There were 517 OPSCC and 845 non-OP HNSCC. Cases were primarily male (81%), ever smokers (91%), with median age of 58 years and median follow-up of 3.1 years (IQR = 1.4–5.9). Among OPSCC, the risk of mortality was significantly lower among 184 HPV-related (i.e., p16+/HPV16+) compared to 333 HPV-unrelated (p16- and/or HPV16-) cases (HR = 0.25, 95%CI = 0.18–0.34). Mortality was reduced among HPV-related OPSCC cases from the U.S., Europe, and Brazil (each p ⩽ 0.01) and after adjustment, remained significantly reduced (aHR = 0.34, 95%CI = 0.24–0.49). Among non-OP HNSCC, neither p16 (aHR = 0.83, 95%CI = 0.60–1.14), HPV16 DNA (aHR = 1.20, 95%CI = 0.89–1.63), or p16+/HPV16+ (aHR = 0.59, 95%CI = 0.32–1.08) was a significantly predictor of mortality. When interaction was tested, the effect of HPV16/p16 was significantly different in OPSCC than non-OP HNSCC (p-interaction = 0.02).

Conclusion

HPV-related OPSCCs had similar survival benefits across these three regions. Prognostic utility of HPV among non-OP HNSCC is limited so tumor HPV/p16 testing should not be routinely done among non-OP HNSCC.

Introduction

Head and neck squamous cell carcinoma cancer (HNSCC) has an estimated global annual burden of more than 500,000 incident cases and 300,000 deaths [1]. The incidence of HNSCC caused by human papillomavirus (HPV) is increasing in many high-income countries, but not in other areas [2]. Questions remain regarding the role of geographic differences in HPV associated HNSCC [3].

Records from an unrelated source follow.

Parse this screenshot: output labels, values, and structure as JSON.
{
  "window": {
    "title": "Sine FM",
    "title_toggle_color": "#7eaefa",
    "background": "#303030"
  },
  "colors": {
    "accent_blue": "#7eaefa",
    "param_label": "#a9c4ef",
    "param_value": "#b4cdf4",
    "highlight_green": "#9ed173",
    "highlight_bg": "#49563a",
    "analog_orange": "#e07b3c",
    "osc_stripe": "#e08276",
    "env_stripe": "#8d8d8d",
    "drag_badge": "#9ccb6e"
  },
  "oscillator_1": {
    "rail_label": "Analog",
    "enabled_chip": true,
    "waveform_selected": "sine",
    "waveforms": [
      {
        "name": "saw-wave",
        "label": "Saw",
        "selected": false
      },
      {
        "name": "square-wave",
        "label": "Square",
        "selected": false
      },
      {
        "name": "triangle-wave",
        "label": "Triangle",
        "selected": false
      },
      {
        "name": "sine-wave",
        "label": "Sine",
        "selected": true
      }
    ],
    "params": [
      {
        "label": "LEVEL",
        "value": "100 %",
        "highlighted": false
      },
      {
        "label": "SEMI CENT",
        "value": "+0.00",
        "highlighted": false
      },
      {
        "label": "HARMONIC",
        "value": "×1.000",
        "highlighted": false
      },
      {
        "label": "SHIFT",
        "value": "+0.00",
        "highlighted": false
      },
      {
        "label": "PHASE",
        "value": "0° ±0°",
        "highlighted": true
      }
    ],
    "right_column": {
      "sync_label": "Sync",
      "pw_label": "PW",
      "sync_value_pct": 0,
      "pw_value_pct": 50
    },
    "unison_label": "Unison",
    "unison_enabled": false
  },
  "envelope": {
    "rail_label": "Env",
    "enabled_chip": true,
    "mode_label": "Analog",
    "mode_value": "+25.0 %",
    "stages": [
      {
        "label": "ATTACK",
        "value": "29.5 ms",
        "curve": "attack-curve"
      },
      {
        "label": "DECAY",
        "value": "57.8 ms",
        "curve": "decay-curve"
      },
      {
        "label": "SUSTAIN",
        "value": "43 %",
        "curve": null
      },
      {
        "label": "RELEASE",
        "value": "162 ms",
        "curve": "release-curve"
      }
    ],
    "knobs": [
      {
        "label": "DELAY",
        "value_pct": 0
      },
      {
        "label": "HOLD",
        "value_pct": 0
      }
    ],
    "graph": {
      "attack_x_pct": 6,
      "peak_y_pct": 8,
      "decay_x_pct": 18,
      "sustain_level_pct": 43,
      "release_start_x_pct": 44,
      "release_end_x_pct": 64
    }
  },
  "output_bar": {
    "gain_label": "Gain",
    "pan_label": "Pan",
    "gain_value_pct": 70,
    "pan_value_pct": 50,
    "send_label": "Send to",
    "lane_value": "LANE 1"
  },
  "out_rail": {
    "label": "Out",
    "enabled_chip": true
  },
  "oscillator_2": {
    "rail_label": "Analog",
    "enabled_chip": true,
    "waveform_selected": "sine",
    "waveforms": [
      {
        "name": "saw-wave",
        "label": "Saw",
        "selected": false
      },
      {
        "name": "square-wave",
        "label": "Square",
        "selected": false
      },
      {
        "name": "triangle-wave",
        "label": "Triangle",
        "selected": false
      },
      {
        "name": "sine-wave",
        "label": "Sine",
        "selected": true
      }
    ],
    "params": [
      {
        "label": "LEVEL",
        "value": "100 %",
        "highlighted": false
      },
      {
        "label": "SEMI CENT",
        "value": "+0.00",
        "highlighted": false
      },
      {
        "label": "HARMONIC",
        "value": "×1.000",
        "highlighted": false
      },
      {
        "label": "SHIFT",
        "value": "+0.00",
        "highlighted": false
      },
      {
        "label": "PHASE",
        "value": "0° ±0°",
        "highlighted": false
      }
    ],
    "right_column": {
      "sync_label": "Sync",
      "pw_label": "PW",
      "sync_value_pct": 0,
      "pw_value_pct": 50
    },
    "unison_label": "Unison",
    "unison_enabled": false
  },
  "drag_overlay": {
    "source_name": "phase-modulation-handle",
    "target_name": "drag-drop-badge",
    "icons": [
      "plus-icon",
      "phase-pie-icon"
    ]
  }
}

Several recent studies suggest HPV-related biomarkers have utility in predicting HNSCC survival [4], [5], [6], [7], [8], [9], [10]. Due to the improved survival in these cases, different staging for HPV-related oropharyngeal cancers has even been proposed [11], [12], and several HPV-OPSCC de-escalation trials are being conducted [13], [14]. However, recurrence remains an issue for HPV-related OPSCC patients, and it is unclear which patients may benefit from de-escalated therapy or de-intensified follow-up. Many questions remain, including whether HPV-related biomarkers also have utility in identifying better survival among non-oropharyngeal HNSCC. In addition, given the global geographic variation in the role of HPV, it is not known whether these biomarkers have consistent prognostic utility across different regions. We therefore performed a large international study to rigorously evaluate the ability of biological and behavioral markers to predict HNSCC survival.